Flexibility to the will of God.
April 29, 2008
“Take my yoke upon you and learn from me, for I am gentle and humble in heart, and you will find rest for your souls.”
-Matthew 11:29
Unconditional love is so hard to accept sometimes. To sum things up, I walked out of my first paper today wondering whether I could ever live the way I felt God wanted me to live. To study so hard and feel so lousy after the paper. I’m feeling a mounting resistance to God’s spirit. Talking to GK on the way home although she was trying to be encouraging, somehow made me felt worse instead. Compounded to that my mom and my sis asked me how did I do and I didn’t know how to reply. All it took was an examination to make me feel so wasted. And the rest isn’t over yet.
The tensions during examination period can make you feel weaker than normal and more susceptible to sin, especially with supremely lousy thoughts about myself. Di Song said my last week’s worth of events probably took subconscious toil.
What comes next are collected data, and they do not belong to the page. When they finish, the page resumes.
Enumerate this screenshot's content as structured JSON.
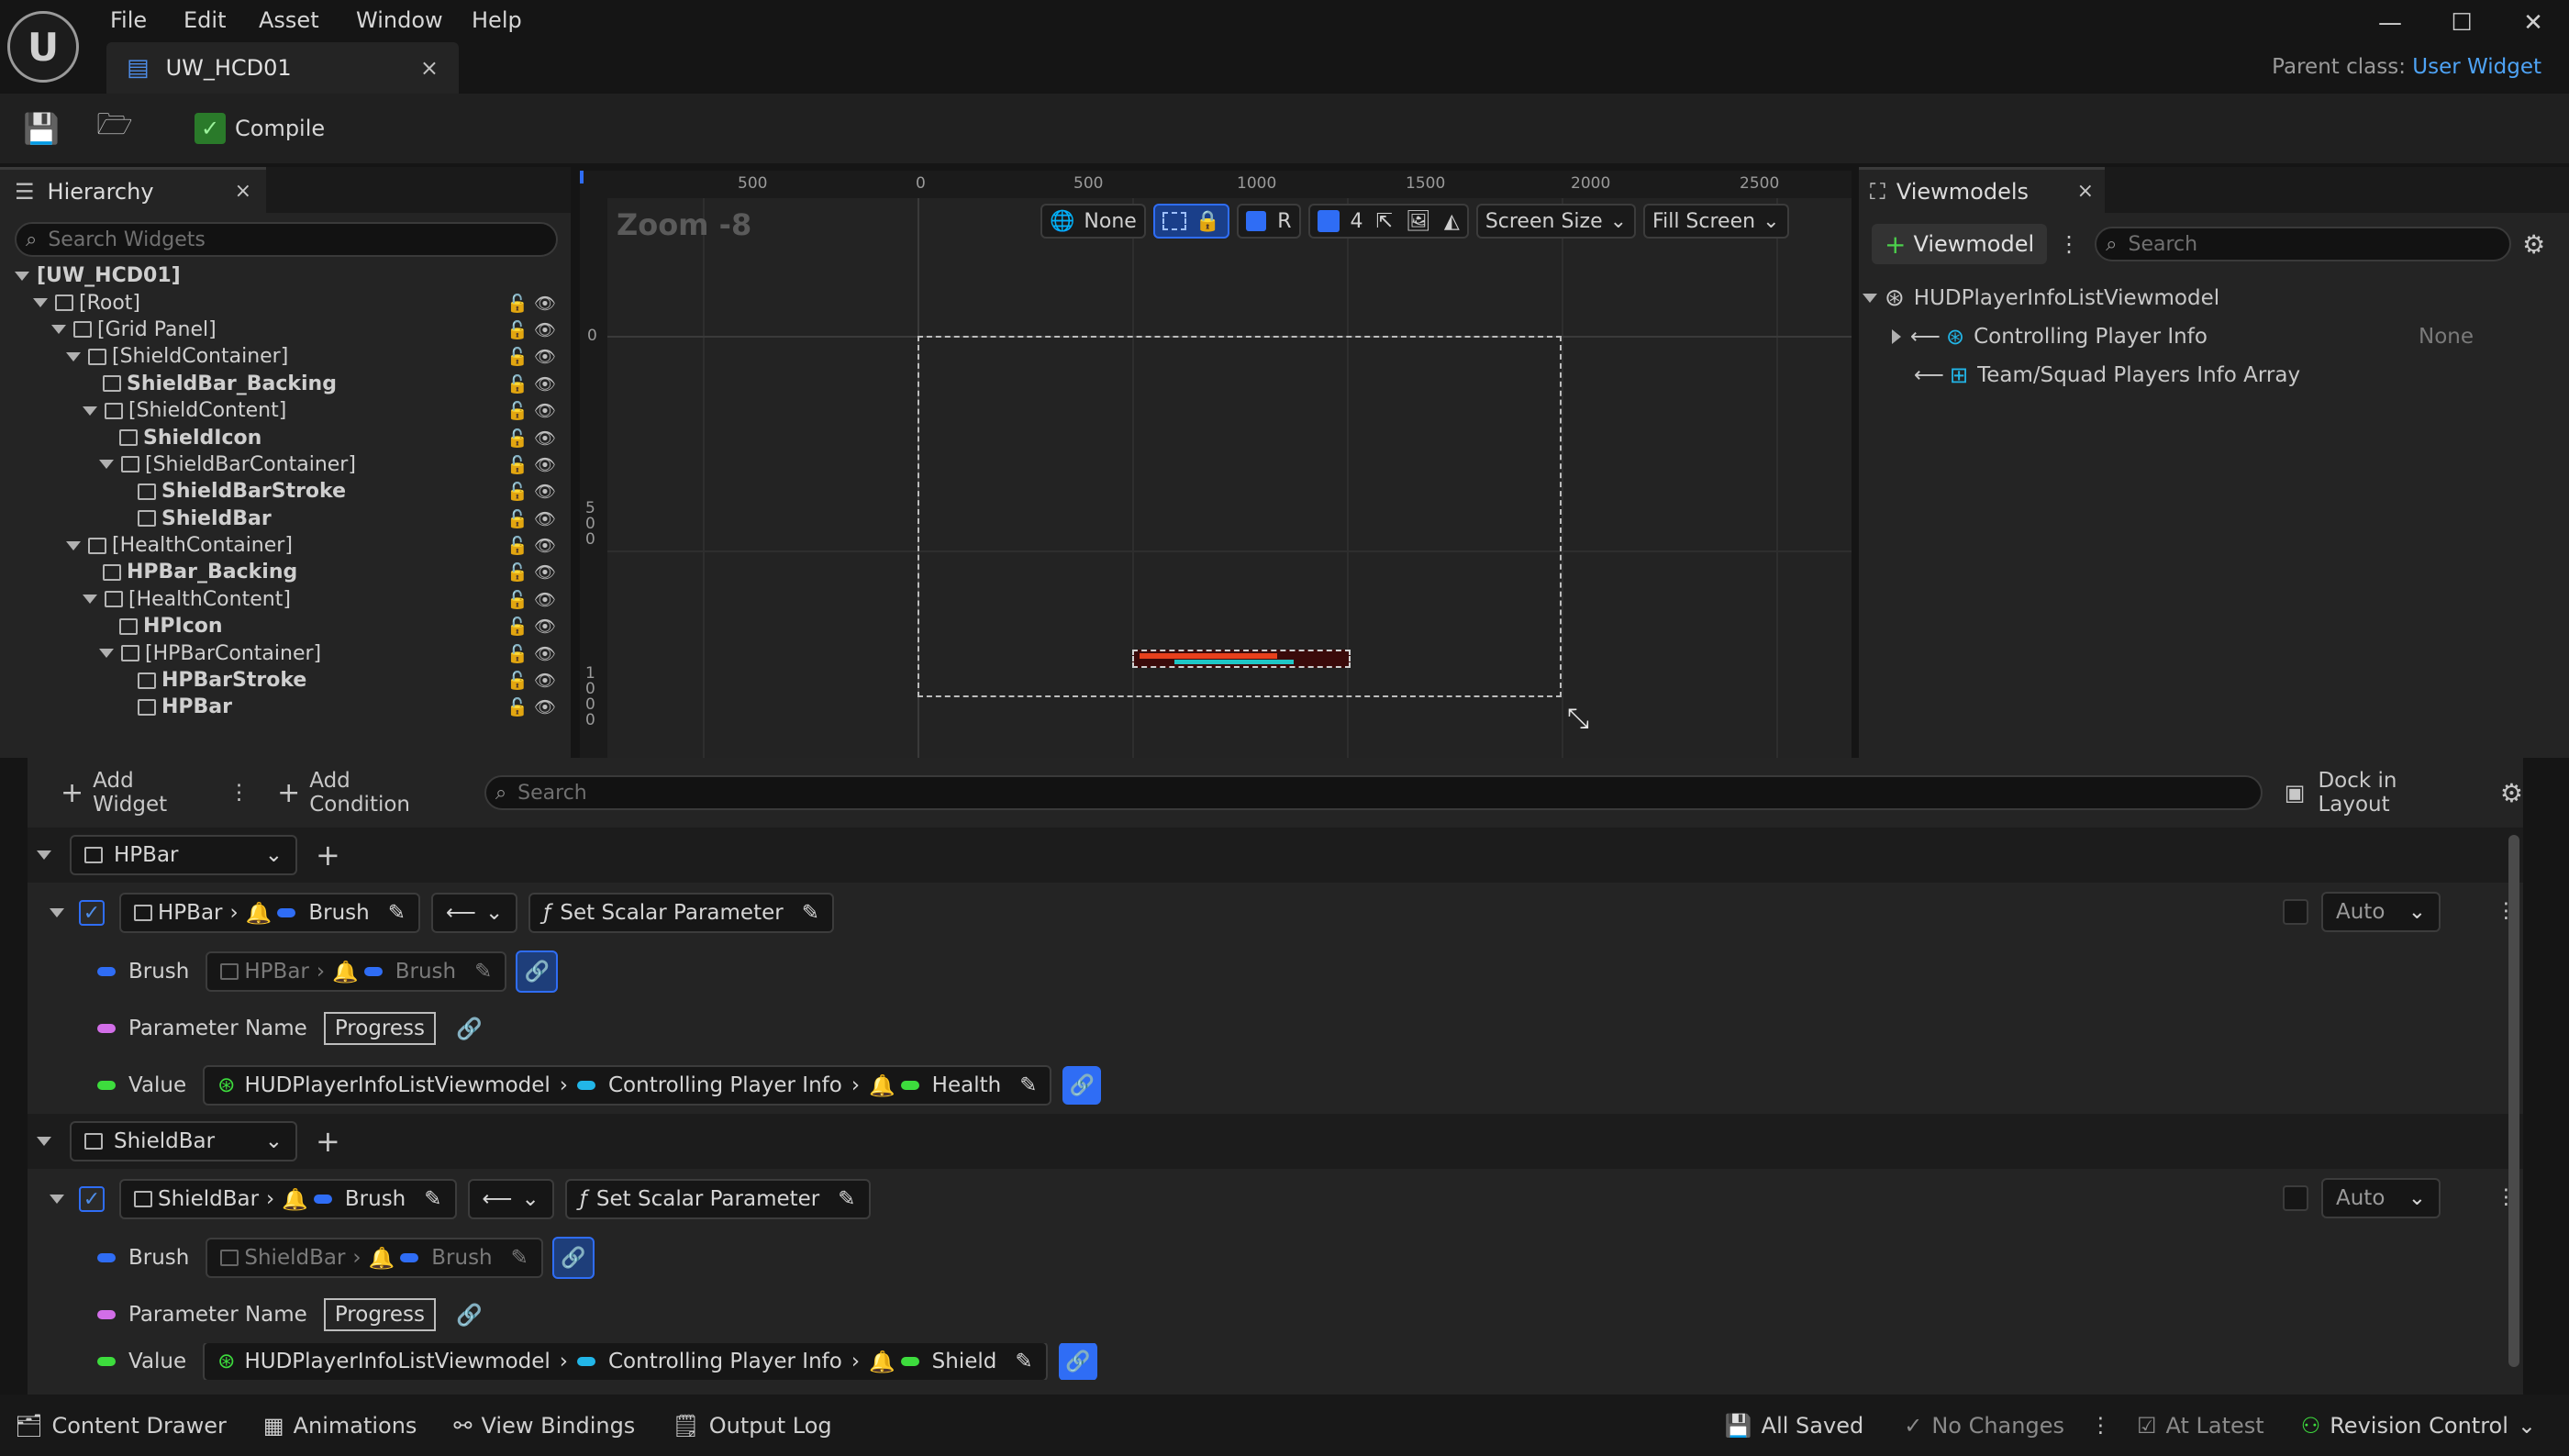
{
  "titlebar": {
    "menus": [
      "File",
      "Edit",
      "Asset",
      "Window",
      "Help"
    ],
    "doc_tab": "UW_HCD01",
    "parent_class_label": "Parent class:",
    "parent_class_value": "User Widget"
  },
  "toolbar": {
    "compile_label": "Compile"
  },
  "hierarchy": {
    "tab_label": "Hierarchy",
    "search_placeholder": "Search Widgets",
    "items": [
      {
        "label": "[UW_HCD01]"
      },
      {
        "label": "[Root]"
      },
      {
        "label": "[Grid Panel]"
      },
      {
        "label": "[ShieldContainer]"
      },
      {
        "label": "ShieldBar_Backing"
      },
      {
        "label": "[ShieldContent]"
      },
      {
        "label": "ShieldIcon"
      },
      {
        "label": "[ShieldBarContainer]"
      },
      {
        "label": "ShieldBarStroke"
      },
      {
        "label": "ShieldBar"
      },
      {
        "label": "[HealthContainer]"
      },
      {
        "label": "HPBar_Backing"
      },
      {
        "label": "[HealthContent]"
      },
      {
        "label": "HPIcon"
      },
      {
        "label": "[HPBarContainer]"
      },
      {
        "label": "HPBarStroke"
      },
      {
        "label": "HPBar"
      }
    ]
  },
  "viewport": {
    "zoom_label": "Zoom -8",
    "ruler_top": [
      "500",
      "0",
      "500",
      "1000",
      "1500",
      "2000",
      "2500"
    ],
    "ruler_left": [
      "0",
      "500",
      "1000"
    ],
    "none_label": "None",
    "r_label": "R",
    "grid_count": "4",
    "screen_size_label": "Screen Size",
    "fill_screen_label": "Fill Screen"
  },
  "viewmodels": {
    "tab_label": "Viewmodels",
    "add_label": "Viewmodel",
    "search_placeholder": "Search",
    "root": "HUDPlayerInfoListViewmodel",
    "children": [
      {
        "label": "Controlling Player Info",
        "value": "None"
      },
      {
        "label": "Team/Squad Players Info Array",
        "value": ""
      }
    ]
  },
  "bindings": {
    "add_widget_label": "Add Widget",
    "add_condition_label": "Add Condition",
    "search_placeholder": "Search",
    "dock_label": "Dock in Layout",
    "groups": [
      {
        "widget": "HPBar",
        "target_widget": "HPBar",
        "target_prop": "Brush",
        "function": "Set Scalar Parameter",
        "mode": "Auto",
        "brush_label": "Brush",
        "brush_widget": "HPBar",
        "brush_prop": "Brush",
        "param_label": "Parameter Name",
        "param_value": "Progress",
        "value_label": "Value",
        "value_vm": "HUDPlayerInfoListViewmodel",
        "value_prop": "Controlling Player Info",
        "value_field": "Health"
      },
      {
        "widget": "ShieldBar",
        "target_widget": "ShieldBar",
        "target_prop": "Brush",
        "function": "Set Scalar Parameter",
        "mode": "Auto",
        "brush_label": "Brush",
        "brush_widget": "ShieldBar",
        "brush_prop": "Brush",
        "param_label": "Parameter Name",
        "param_value": "Progress",
        "value_label": "Value",
        "value_vm": "HUDPlayerInfoListViewmodel",
        "value_prop": "Controlling Player Info",
        "value_field": "Shield"
      }
    ]
  },
  "statusbar": {
    "content_drawer": "Content Drawer",
    "animations": "Animations",
    "view_bindings": "View Bindings",
    "output_log": "Output Log",
    "all_saved": "All Saved",
    "no_changes": "No Changes",
    "at_latest": "At Latest",
    "revision_control": "Revision Control"
  },
  "colors": {
    "accent_blue": "#2f6df5",
    "link_blue": "#4ea3f5",
    "hp_bar": "#e8401c",
    "shield_bar": "#1fc6c6"
  }
}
“His divine power has given us everything we need for life and godliness through our knowledge of him who called us by his own glory and goodness.’
-1Peter 1:3
I took some time out to pray, and to reflect on the verses that my friends have sent me and encouraged me. Praying for my friends who are taking their exams, giving thanks to the Lord for seeing us through today, and asking the God to turn my disappointments into a sacrifices which can be used to display His glory all helped to prevent me from turning inwardly and close myself up to the great glory that God is displaying in my environment, which I couldn’t see because I blind myself to it.
I’m leaving many things left unsaid, but I like to end by saying that amidst all these struggling thoughts, I still firmly believe there can be no other more awesome being for me to leave my burdens and essentially, my whole life with. And I pray that too God continues to break me down and humble me so that I can be used greatly by Him.